さて、どうしてネタバレのレビューを書こうかと思ったかと言えば、最初から”犯人”がバレバレだからだ。粗筋を説明すると、主人公がいて、幼なじみ(ヒロイン)が交際を求めてくる。主人公はまったく身に覚えがないのだが、ヒロインは主人公の子供を妊娠しているというのだ。処女懐胎的な話なら萌えるかなと思ったのだが、残念ながら、そういう展開ではない。伏線として、最近主人公の兄が交通事故死しているという設定。この段階で、「身ごもっているのは、事故死した兄の子供なのでは」と多くの読者が思うはずだ。

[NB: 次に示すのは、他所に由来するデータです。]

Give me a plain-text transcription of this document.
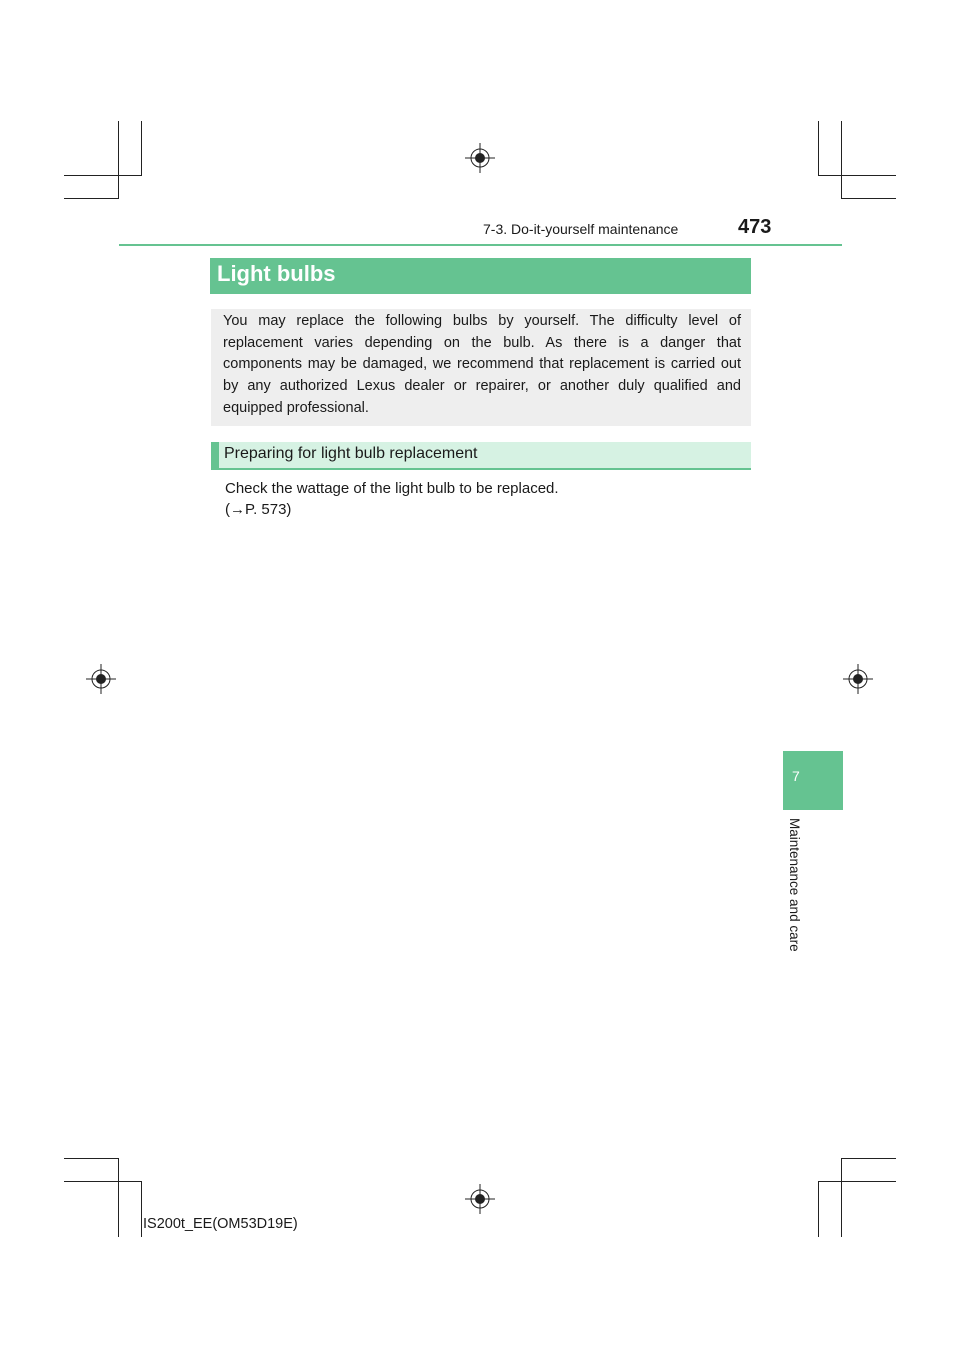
7-3. Do-it-yourself maintenance	473
Light bulbs
You may replace the following bulbs by yourself. The difficulty level of replacement varies depending on the bulb. As there is a danger that components may be damaged, we recommend that replacement is carried out by any authorized Lexus dealer or repairer, or another duly qualified and equipped professional.
Preparing for light bulb replacement
Check the wattage of the light bulb to be replaced.
(→P. 573)
7
Maintenance and care
IS200t_EE(OM53D19E)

そしてその通りの結末なので、脱力。

作者はエロゲライターだが、それは副業で、本業はサラリーマンらしい。文章に関しては、とても読みやすい。だが平板すぎて、まったく魅力がない。
ラノベの文章は(世間的に)平板で味気ないと思われがちだが、軽いながらも独特の魅力や味を持っているものだ。

この作品はミステリーではなく、ヤンデレ小説として読めばいいのかもしれない。「犯人」がバレバレなのは前提としてのホラーですね。
犯人バレバレなのを、もっと前面に出して、ヤンデレ少女が「あなたの子供を妊娠した」と迫ってくる怖さを中心にした方がよかったと思う。そういう側面もこの作品にはあるのだが、ミステリー(謎解き)とホラーが混ざって、半端なものになってしまった。どうせやるなら、もっと暴走すれば、いいヤンデレ小説になったのに。